Father's eyes narrowed as he scanned the columns of torches advancing past him. “Stupid sheep,” he commented to no one in particular. He shook himself as if in response to a sudden chill. “Come, Lale,” he said. “Elise. Come inside. It's cold. Come inside before you catch a chill.”
Mother and I did as we were bid. Father and Uncle followed behind, and I heard Uncle say, “Flash in the pan, Herman. Nothing to worry about. He may be chancellor, but the strength of Germany still lies with the military. He needs us more than we need him. He can be managed. You'll see.”

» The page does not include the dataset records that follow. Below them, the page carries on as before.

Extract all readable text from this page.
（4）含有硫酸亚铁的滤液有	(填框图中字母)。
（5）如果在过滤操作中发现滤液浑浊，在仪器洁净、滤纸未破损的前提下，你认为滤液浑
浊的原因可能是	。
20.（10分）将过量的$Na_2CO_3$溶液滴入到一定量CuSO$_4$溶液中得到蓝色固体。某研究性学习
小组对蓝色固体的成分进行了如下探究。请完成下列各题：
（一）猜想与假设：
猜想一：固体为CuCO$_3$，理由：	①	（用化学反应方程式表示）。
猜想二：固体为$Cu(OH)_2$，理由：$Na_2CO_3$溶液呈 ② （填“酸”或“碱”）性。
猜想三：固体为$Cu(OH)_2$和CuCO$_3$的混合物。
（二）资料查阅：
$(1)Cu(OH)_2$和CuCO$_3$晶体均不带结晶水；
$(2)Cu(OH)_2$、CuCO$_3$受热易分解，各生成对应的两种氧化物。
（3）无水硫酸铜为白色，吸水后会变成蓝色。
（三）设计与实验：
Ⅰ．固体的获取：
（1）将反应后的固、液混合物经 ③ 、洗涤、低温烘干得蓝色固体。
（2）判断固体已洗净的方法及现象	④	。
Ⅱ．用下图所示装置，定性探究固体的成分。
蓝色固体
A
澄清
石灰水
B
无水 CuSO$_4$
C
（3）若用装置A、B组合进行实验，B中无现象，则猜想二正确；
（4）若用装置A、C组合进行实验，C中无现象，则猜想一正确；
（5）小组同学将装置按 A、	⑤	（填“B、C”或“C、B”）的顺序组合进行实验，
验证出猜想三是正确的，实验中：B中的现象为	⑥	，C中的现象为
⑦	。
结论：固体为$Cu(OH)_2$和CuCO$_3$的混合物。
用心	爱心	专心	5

“I am not so sure about that,” interjected Cousin Peter. “He becomes stronger every day. Two years ago, or even one, could anyone have imagined that this would have happened? He may only be a former corporal, Cousin Herman, but now he is chancellor of Germany. He is powerful, cunning, and ambitious. A year ago you might have been able to manage him.” He turned his head and scanned the crowds of chanting young people streaming by, their eyes unnaturally bright and fixed, as if they were gripped by some feverish delirium. A cloud of concern passed over Peter's normally cheerful face. “He doesn't need you anymore. He has them.”